AWS Lambda Python-based web scraper query needed adaptation.

Lambda web scraper project (week 4)

What Happened Last Week

Having an automated deployment system in place for my price scraper, I scheduled the Lambda function to run every 2 hours and quickly discovered I needed to get alerts when it is not getting the prices. Using CloudWatch alarms it is set up rapidly, but unfortunately, I didn't find the time to create the CloudFormation scripts for these yet.

I improved the query that is finding the information in the HTML page and also added a new invoker program which is triggers the web scraping. The new program is now able to look at the prices from as many pages and sites. 

Improving my HTML parse with lxml

The web scraper was throwing exceptions on the first night of operation.

Couldn't find string in HTML: //div[@class='h-text h-color-black title-typo h-p-top-m']/text(): Exception Traceback (most recent call last): File "/var/task/"...

It turns out the onlineshop I'm interested in like to change both the price and text colour from black to red regularly.

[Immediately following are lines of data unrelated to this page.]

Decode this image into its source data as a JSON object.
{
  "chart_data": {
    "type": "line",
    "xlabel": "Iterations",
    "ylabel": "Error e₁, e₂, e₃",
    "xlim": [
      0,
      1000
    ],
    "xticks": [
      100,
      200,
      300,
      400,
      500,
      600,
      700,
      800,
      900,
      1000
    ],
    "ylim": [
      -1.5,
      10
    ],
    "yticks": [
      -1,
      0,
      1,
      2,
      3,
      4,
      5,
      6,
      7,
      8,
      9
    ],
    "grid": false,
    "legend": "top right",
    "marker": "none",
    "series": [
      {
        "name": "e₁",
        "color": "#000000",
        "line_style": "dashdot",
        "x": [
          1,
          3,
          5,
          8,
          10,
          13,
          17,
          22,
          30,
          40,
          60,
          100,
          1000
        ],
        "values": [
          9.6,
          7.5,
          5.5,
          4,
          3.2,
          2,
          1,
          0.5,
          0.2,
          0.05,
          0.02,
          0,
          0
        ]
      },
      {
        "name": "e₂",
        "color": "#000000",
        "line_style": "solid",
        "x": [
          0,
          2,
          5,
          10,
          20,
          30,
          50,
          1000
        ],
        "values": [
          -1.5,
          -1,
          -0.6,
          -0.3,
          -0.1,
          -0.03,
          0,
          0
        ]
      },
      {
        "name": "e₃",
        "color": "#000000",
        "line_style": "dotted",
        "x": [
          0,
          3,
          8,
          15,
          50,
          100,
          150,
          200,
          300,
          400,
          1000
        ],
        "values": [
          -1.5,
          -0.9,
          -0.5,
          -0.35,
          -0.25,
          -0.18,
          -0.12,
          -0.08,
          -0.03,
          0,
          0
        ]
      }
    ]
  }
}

Parsing HTML example div class h-text h-color-red
<div class="h-product-price h-m-bottom-xl topSection">
    <div class="h-text h-color-red title-typo h-p-top-m">CHF 90.00
        <span as="span" class="h-text h-color-dark-grey detail h-p-left-s h-normal-weight">inkl. MwSt.</span>
    <span as="span" class="h-text h-color-red detail h-p-right-s  h-p-top-xs">14% sparen</span>
    <span as="span" class="h-text h-color-black detail h-strike h-p-top-s  h-p-right-s">CHF 105.00</span>
Parsing HTML example div class h-text h-color-black
<div class="h-product-price h-m-bottom-xl topSection">
    <div class="h-text h-color-black title-typo h-p-top-m">CHF 105.00
        <span as="span" class="h-text h-color-dark-grey detail h-p-left-s h-normal-weight">inkl. MwSt.</span>

Time to look at the HTML again... The solution is the DIV tag above the price with the CLASS attribute "h-product-price". This is typical with a lot of online shops and it makes parsing for data easier. We need to query by that tag and get the price out, but how?

I wrote a test program to see what came out of lxml:

import lxml.html

with open('../test-data/shirt.html', 'r') as myfile:  # dev server
    result ='\n', '')

doc = lxml.html.document_fromstring(result)
result = doc.xpath("//div[contains(@class, 'h-product-price')]")

print result[0]

It returned the data

<Element div at 0x7f004d244158>

To be honest, at this point I had one look at the developing with lxml documentation and after searching and after 5 minutes searching for the terms like wildcard * I gave up.

The hot tip came after I searched google with the data my program had output:

Searching Google for lxml help

This came back with Stack Overflow which needs no introduction. It didn't directly answer my question, BUT the source code I saw gave me the answer. Look at the /div/div/.. that looks like a directory structure would, e.g. c:/users/neil/My Documents.  

lxml xpath is like directories on your computer
Time to unit test the new query, have a look at the 2 ways you can do this:
    def test_parse_html_way1(self):
        web = bot.Crawler()
        page = self.test_get_shirt_html()
        data = web.parse_html(page, "//div[@class='h-text h-color-black title-typo h-p-top-m']/text()")

        self.assertEqual(data, u'CHF\xa0105.00')

    def test_parse_html_way2(self):
        web = bot.Crawler()
        page = self.test_get_shirt_html()
        data = web.parse_html(page, "//div[contains(@class, 'h-product-price')]/div/text()")

        self.assertEqual(data, u'CHF\xa0105.00')

Changes to the architecture

I spent a few hours on Sunday improving the web scraper by making it possible to crawl multiple web pages. Here is a high-level diagram to help you understand the program.

price grabber components; lambda functions, cloud watch alarms and s3 buckets

The arrows show system dependencies. For example, the grab_invoke program needs the S3 bucket with the list of sites to scan and it needs the program to get/grab the prices too.


I'm beginning to understand the my Infrastructure as Code (IaC) scripts, but for someone new I realize this is not trival. Its best to download the solution if you want to understand this:

We now have 2 serverless functions; grab_invoke & grab_price. I had to extend the CloudFormation script aws-create-lambda.json in the deployment directory. The GitLab deployment script .gitlab-ci.yml was modified to upload the new website-monitor-list.

I quickly found the GitLab pipeline failing again and had to start using the AWS CLI to test my scripts. I've decided to add these command to source control in the development directory under the file I'm fairly sure they will be needed again in the near future.


Coming Next

I'd like to be able to recreate the solution at a touch of a button, so need to codify the CloudWatch schedule and alarms. The solution also should save the prices somewhere.